You can enable anomaly mode as recommended in the error message to know which line of the forward created the Tensor that is wrongfully modified inplace

Maymercury · February 10, 2021, 11:17pm

I received this response:
[torch.FloatTensor [100, 7]], which is output 0 of SelectBackward, is at version 2; expected version 1 instead. Hint: the backtrace further above shows the operation that failed to compute its gradient. The variable in question was changed in there or anywhere later.
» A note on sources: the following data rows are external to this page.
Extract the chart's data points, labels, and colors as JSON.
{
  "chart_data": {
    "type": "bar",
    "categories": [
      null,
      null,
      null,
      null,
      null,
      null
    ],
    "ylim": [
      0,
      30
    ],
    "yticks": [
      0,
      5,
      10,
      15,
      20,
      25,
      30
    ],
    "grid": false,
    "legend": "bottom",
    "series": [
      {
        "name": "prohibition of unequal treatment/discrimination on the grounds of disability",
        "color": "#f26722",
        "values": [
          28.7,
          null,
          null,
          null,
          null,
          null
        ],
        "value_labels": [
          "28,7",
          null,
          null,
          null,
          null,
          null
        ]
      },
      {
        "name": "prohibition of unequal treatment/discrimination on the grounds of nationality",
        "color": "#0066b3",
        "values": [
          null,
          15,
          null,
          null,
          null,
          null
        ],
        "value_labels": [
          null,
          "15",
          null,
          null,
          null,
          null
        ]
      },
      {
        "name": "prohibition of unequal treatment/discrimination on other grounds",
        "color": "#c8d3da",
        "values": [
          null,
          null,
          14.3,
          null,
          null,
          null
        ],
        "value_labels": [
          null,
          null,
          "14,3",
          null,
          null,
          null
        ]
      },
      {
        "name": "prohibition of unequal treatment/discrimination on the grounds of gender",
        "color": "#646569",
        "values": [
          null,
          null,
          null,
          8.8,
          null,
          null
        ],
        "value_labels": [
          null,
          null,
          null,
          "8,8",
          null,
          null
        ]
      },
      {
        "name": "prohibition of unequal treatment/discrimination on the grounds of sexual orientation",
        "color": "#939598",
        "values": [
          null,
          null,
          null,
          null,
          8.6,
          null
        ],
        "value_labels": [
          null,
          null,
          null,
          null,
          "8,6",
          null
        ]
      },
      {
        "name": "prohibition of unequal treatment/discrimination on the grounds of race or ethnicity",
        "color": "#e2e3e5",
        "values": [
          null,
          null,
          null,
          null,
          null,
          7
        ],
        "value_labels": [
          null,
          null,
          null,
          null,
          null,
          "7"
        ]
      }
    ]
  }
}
Good luck!

I’m pretty new to Pytorch, I don’t really know what this means.

albanD · February 10, 2021, 11:24pm

the backtrace further above shows the operation that failed to compute its gradient.

There should be another backtrace above the one for the error that tells you that.
It is a python warning, so if you silence python warnings, you want to disable that there.